Magnus has been a busy boy

World Champion Magnus Carlsen has been quite busy over the past few days. First off, a new G-Star Raw featuring Carlsen has been launched, even making it as far as my home city of Canberra. Walking past the G-Star Raw store in the Canberra to other day, I pointed his poster out to some work colleagues. "Is he the guy having his hair pulled? He doesn't look very happy about it" was the response of one of my workmates.
He has also launched a chess app called "Play Magnus". It is a chess playing app with a couple of extra bells and whistles. The basic app allows you to play against Magnus ate various ages in his chess development (starting at 5 years). Of course you don't actually play Magnus, but a chess engine that has its levels based on the estimated strength of Carlsen at that age.

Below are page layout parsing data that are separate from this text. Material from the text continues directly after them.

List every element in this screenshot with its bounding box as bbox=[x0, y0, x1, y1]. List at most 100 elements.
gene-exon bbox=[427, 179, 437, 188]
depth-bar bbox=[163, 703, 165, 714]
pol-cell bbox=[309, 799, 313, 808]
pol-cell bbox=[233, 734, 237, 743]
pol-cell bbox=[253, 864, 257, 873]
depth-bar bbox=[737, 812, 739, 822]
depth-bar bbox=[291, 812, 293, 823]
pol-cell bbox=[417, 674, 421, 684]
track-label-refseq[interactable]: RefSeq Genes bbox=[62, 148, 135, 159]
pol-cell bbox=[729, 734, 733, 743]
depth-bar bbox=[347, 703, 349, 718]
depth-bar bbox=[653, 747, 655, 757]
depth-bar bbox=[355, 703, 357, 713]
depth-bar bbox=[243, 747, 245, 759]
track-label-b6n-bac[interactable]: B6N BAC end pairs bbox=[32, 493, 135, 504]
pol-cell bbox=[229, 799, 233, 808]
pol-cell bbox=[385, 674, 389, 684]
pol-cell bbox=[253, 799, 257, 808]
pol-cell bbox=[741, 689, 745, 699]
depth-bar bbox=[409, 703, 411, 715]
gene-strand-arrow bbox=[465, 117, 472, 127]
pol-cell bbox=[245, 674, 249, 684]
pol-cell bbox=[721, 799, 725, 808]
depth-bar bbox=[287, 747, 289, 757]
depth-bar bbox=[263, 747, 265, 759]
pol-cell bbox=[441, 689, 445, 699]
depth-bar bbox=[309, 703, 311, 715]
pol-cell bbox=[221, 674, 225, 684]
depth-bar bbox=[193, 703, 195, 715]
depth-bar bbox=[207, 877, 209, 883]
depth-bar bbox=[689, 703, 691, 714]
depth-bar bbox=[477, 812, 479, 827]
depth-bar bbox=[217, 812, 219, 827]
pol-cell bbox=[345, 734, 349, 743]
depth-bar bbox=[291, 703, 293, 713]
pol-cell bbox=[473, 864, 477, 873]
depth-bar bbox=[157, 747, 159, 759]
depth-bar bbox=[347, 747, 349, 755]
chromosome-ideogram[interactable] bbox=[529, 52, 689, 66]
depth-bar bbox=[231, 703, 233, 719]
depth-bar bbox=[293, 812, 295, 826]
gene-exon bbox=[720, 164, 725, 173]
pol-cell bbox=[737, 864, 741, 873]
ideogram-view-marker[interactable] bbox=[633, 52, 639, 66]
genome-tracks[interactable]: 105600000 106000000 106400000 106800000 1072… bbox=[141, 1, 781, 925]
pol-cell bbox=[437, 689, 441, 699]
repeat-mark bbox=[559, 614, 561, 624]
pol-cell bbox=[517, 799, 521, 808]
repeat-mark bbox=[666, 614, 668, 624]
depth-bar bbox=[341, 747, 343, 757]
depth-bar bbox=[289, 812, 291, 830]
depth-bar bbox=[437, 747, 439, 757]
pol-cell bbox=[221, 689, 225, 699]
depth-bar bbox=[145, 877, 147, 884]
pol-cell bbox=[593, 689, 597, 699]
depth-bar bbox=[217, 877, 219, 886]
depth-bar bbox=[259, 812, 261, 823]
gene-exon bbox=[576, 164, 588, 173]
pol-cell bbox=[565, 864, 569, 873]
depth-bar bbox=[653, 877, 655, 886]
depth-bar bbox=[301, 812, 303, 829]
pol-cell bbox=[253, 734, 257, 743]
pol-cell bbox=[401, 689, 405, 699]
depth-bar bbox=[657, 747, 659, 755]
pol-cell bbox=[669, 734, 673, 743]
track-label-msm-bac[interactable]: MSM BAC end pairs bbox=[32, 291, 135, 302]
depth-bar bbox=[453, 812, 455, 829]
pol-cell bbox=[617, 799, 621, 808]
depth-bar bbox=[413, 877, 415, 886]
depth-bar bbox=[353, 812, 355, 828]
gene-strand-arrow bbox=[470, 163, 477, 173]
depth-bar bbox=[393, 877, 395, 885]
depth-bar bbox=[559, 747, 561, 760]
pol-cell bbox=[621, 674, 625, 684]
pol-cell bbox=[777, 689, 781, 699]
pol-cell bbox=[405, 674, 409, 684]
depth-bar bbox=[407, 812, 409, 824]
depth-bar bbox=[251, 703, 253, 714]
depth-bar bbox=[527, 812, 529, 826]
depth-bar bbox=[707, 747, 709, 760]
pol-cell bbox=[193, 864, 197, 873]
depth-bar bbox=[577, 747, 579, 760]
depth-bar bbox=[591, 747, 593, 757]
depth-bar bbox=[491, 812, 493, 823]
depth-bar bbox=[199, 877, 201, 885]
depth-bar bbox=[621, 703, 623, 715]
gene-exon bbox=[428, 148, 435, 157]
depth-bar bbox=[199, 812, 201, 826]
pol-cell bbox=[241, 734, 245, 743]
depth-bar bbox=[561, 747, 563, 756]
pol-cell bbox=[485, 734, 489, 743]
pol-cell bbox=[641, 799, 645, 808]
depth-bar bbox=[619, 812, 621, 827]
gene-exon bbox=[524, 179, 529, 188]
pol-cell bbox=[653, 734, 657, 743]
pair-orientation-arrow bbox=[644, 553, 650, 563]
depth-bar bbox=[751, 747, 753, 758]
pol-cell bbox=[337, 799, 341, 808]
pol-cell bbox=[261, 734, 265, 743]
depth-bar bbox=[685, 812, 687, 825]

While in general I think that graduated strength chess engines are a good idea, I fear this implements the idea in a flawed way. Based on the few games I have played against it, I suspect the programmers use the move_score = eval + random_number method. While the engine evaluates the position normally, I adds a random value to the final assessment of each move. At the lower levels this value is usually quite big, meaning the program essentially plays randomly. As the program gets 'older', the random value range becomes smaller, meaning that better moves are more likely to be chosen. The problem I have with this kind of idea, is that to beat the program, you simply wait for a big mistake. A better implementation, from a learning point of view, would instead to have a shallow search to start with, and deepen it as Magnus gets older. This way you improve by thinking deeper than your opponent, which is how we normally improve at human chess.
Apart from the quibble I still like the program and the ideas behind it. The basic program is free from the Apple App Store, while you can pay to have the adds removed and enable extra features.